The American Family Association is asking members to file an indecency complaint against Fox. Its last call for indecency complaints--against NBC's Las Vegas--generated drew over 100,000 e-mails to the FCC
AFA which filed indecency complaints against CBS' Without a Trace and most recently Vegas, sent out an alert Monday asking its members to complain to the FCC about Fox's coverage of a Sunday NASCAR race, the Food City 500, in which a member of driver Martin Truex's race team referred to a car in a post-race interview as a "piece of s**t."
The FCC two weeks ago fined stations carrying Without a Trace a total of $3.6 million. In the same package of proposed indecency fines against almost a dozen broadcasts, it made clear that variations of the s-word, including those involving owls and bulls, could be found indecent, proposing hefty fines against several variations.
Fox Sports spokesman Dan Bell points out that race announcer Mike Joy immediately apologized, with Bell saying: "We are very sorry that comment escaped our screening process, We take audio very seriously and make painstaking efforts to offer only the best. We will continue to evaluate our policy but as of now there is no delay in place during our live coverage."
AFA has been ramping up its anti-indecency efforts including making it easier to file online complaints.
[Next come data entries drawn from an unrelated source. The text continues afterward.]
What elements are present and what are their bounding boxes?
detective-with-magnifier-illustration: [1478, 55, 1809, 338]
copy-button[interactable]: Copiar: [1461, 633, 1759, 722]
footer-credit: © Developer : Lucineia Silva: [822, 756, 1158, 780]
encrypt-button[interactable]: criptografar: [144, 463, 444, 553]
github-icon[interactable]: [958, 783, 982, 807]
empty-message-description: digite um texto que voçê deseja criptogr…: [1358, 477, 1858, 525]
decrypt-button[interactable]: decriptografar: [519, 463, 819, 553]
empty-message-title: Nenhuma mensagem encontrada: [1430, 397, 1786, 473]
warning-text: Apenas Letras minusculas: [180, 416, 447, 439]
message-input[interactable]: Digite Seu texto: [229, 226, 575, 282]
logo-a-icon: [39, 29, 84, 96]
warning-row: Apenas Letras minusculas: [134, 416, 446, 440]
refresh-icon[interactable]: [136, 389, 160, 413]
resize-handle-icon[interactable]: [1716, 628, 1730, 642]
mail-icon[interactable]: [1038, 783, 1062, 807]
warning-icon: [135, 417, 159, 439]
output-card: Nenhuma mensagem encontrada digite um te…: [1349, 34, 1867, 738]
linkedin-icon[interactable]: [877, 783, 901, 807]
While, theoretically it only takes one complaint to generate an inquiry, and additional complaints don't make something more or less indecency, past and current FCC Chairmen have pointed to the volume of complaints when releasing their proposed fines.
NBC took some heat in October 2004 for NASCAR driver Dale Earnhardt Jr.'s S-word in an on-air interview, and last fall TNT said it would not institute a tape delay after it caught some flak over an s-word--apparently NASCAR's curse of choice--that slipped out of driver Robby Gordon in a post-race interview.
Unlike broadcast, cable is not subject to FCC indecency fines.